Purpose

Uveal Melanoma is a rare ocular malignancy; high-risk monosomy 3 tumors often show an increased density of tumor-infiltrating lymphocytes and macrophages. Histone deacetylases (HDACs) are a group of epigenetic modifiers, some of which are increased in monosomy 3 UM. We compared HDAC expression in Uveal Melanoma (UM) with the presence of infiltrating leukocytes. We furthermore determined whether expression was modifiable by interferon-gamma.

Methods

The expression of nine HDACs and CD3E, CD8 and CD68 leukocyte markers was determined using an Illumina HT12V4 array in 64 primary UM. In addition, HDAC and infiltrate data were obtained from the TCGA for 80 cases. Four UM cell lines were treated with two doses of IFNɤ (50 IU, 200 IU), for 48 hrs. Quantitative PCR (qPCR) was used for mRNA measurement of HDAC expression in-vitro.

Results

HDACs 1, 3, 7, and 8 were positively associated with CD3E, CD8A and CD68 leukocyte markers (P ≤ 0.05). Analysis from the TCGA similarly showed that HDACs 1, 3, and 8 were positively correlated with the presence of CD3E and CD8A.

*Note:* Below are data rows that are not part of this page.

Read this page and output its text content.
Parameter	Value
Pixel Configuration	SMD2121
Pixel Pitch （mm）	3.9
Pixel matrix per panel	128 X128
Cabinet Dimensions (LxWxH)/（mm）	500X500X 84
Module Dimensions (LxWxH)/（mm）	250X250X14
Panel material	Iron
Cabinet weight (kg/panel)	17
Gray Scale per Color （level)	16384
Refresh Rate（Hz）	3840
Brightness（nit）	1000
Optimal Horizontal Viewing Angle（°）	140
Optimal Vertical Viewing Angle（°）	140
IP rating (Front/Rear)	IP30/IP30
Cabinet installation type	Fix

When looking at the possible effect of IFNɤ on four UM cell lines (OMM1, OMM2.5, MP38 and Mp46) we found that (in contrast to HLA-A and HLA-B mRNA expression which was induced in all four cell lines), HDACs 1, 4, 5, 7, and 8 were induced in two out of four UM cell lines (OMM2.5 and MP38).

Conclusions

As HDACs were previously shown to be upregulated in high-risk monosomy 3 UM tumors, we wondered whether they are associated with the presence of tumor-infiltrated lymphocytes and macrophages. Our findings indicate that several HDACs show positive correlation with tumor-infiltrating lymphocytes and macrophages. As these HDACs were sensitive to induction, there may be a role for the infiltrating leukocytes in the upregulation of HDACs in Uveal melanoma.